Lance Armstrong
5 yaşında ilerlemiş safhada testis kanseri teşhisi konan Lance Armstrong'a, doktorlar yüzde 40'dan daha az iyileşme şansı verdiler. Tümör, beyninde çoklu lezyonlarla birlikte akciğerlerini ve midesini de kaplamıştı. Herkes bisiklet kariyerinin sona erdiğini düşünmüştü. Ancak kimse onun kendisine olan keskin, yılmaz inancı ve annesi Linda Walling'in ona öğrettiği dersleri hesaba katmamıştı. Yaptığı ilk şey, kendisini esir alan hastalığı ve ona yaşattıklarını kabullenmek, hakkında öğrenebileceği her şeyi öğrenmek oldu. Bu konuda yazılan kitapları, kaynakları bir çırpıda okurken, aynı hastalıktan mustarip insanların olduğu destek gruplarından yardım aldı. Lance, annesinin ona aşıladığı üç şeyde güç buldu.

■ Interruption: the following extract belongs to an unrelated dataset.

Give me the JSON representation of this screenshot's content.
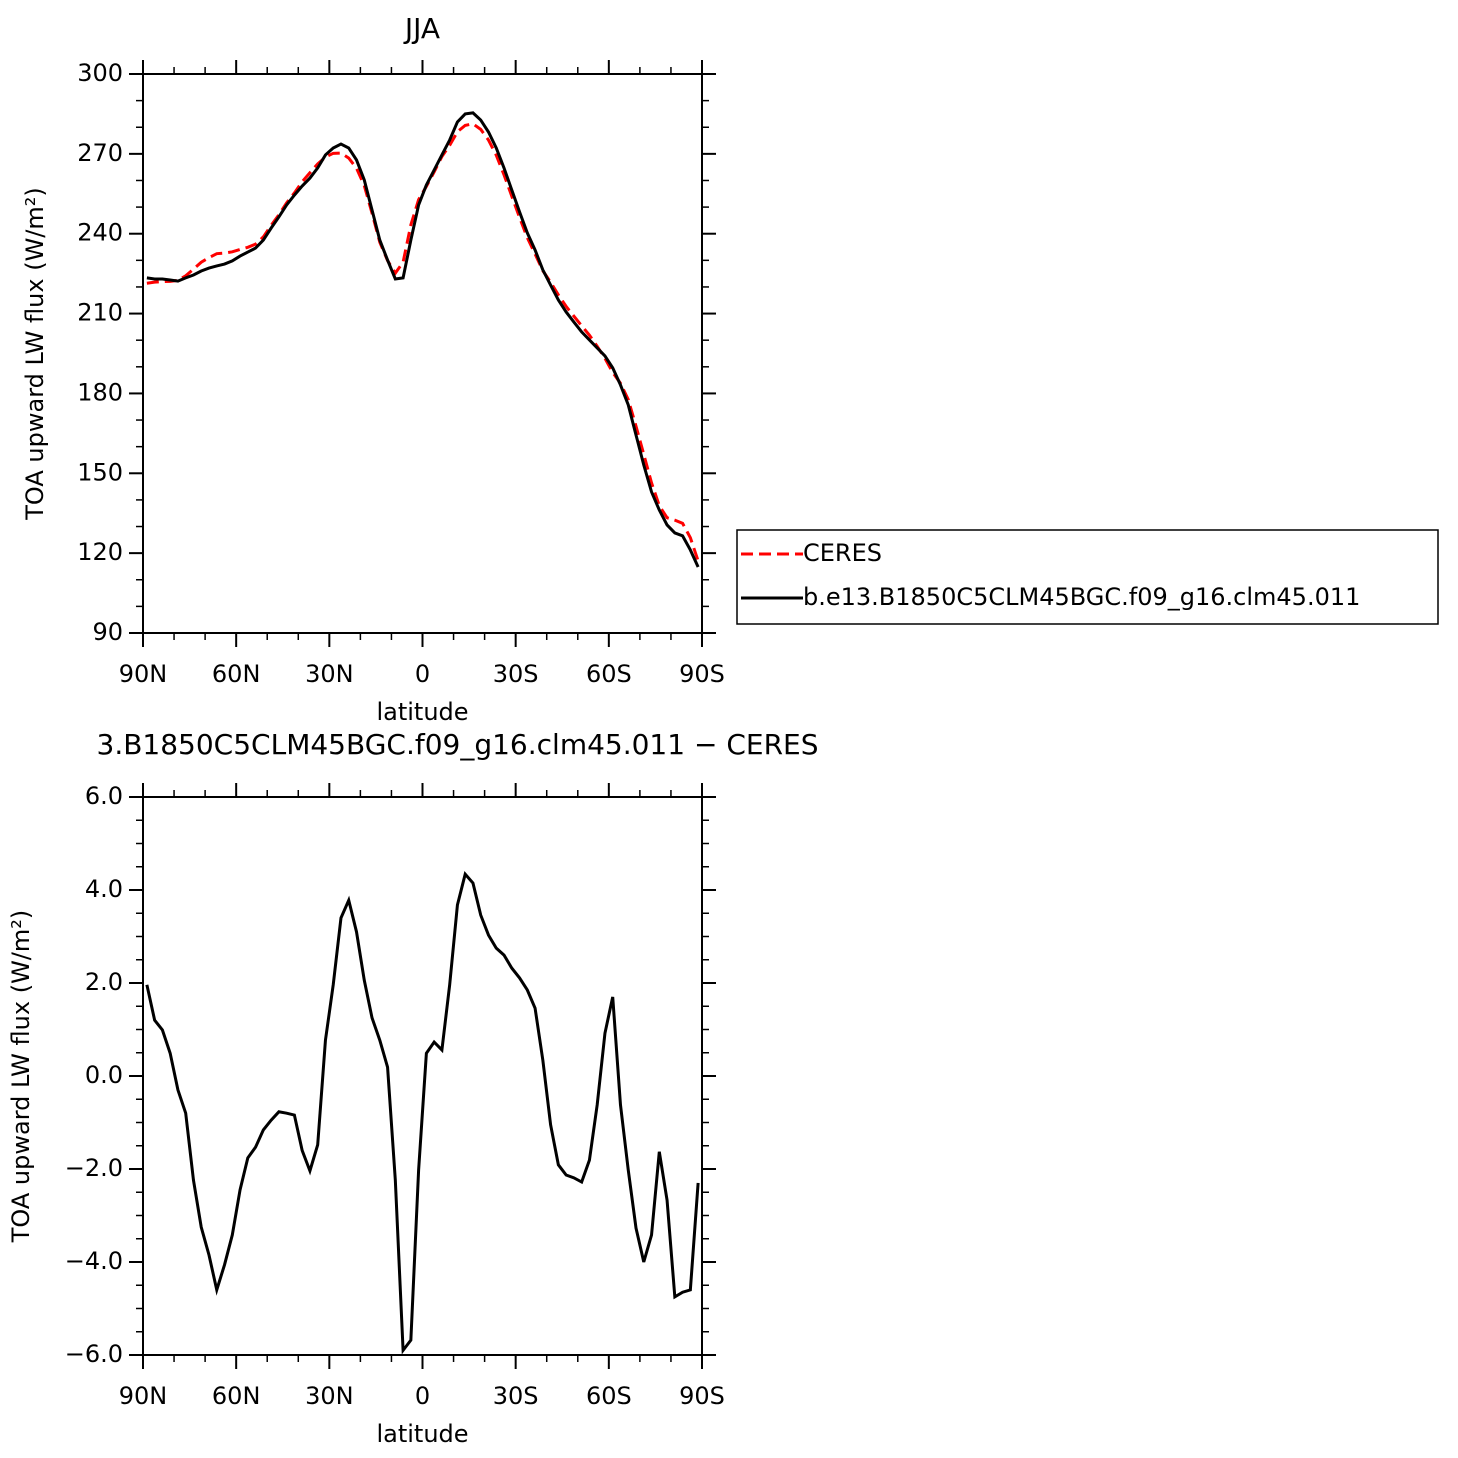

'Her engeli bir fırsata çevir.', 'Her zaman sıkı çalış, göreceksin ki iyi şeyler olacaktır.' ve 'Başkaları sana yapamazsın dediklerinde onlara inanma!'
Lance'in kanseri yenmesinin ardından geri dönüşü pek başarılı sayılmazdı, yarışı 14. olarak tamamladı. Hatta emekli olmayı bile düşündü ancak nişanlısının sürekli desteği yanında, annesi ve yakın arkadaşı Chris Carmichael onu Appalachians'daki bir sonraki yarışa hazırladılar. Antremanların ardından bambaşka bir adam olarak çıktı ve süregelen zorlukların onu bir daha ezmesine izin vermedi.
Doping skandalının Lance'in profesyonel bir bisikletçi olarak namına leke sürdüğü doğrudur. Ancak göz ardı edilmemesi gereken ve kendine hayran bırakan bir şey var ki, herkes hayatının bittiğini düşündüğünde, gücü sayesinde zorlukları kendi lehine çevirmiştir.
Michael Jordan
'Başarısızlığı kabul edebilirim, herkes bir şeylerde başarısız olur, ama denememeyi kabul edemem!'
Motivasyondan bahsediyorsam, Michael Jordan'a değinmeden edemem. Jordan, ilk aksiliğini okulun basket takımı için üniversite ikinci sınıftan ayrıldığı zaman yaşadı. Nedeni mi? O zamanlar sadece 1.75 boyundaydı. Ondan daha uzun olan arkadaşı Leroy Smith takımdaki son boş yeri kapmıştı. O da kararını verdi ve bir daha asla aynı duruma düşmeyeceğine dair kendine söz verdi. O günden sonra her gün antrenman yaptı ve hiç aralık vermedi. Kısa zaman sonra 1.90 boyuna ulaşmıştı ve böylece takıma girerek bir daha asla arkasına bakmak zorunda kalmadı.
Olimpics'teki iki altın madalya sahibi takımın bir parçası olarak, sonraki kariyerinde NBA'in En Değerli Oyuncu ödülünü 5 kez almayı başarmıştır. Jordan 90'larda 10 yıldan fazla sahalarda hakimiyet sürmüştür.
İnsan ister ise her şeyi başarır. Yeter ki istesin.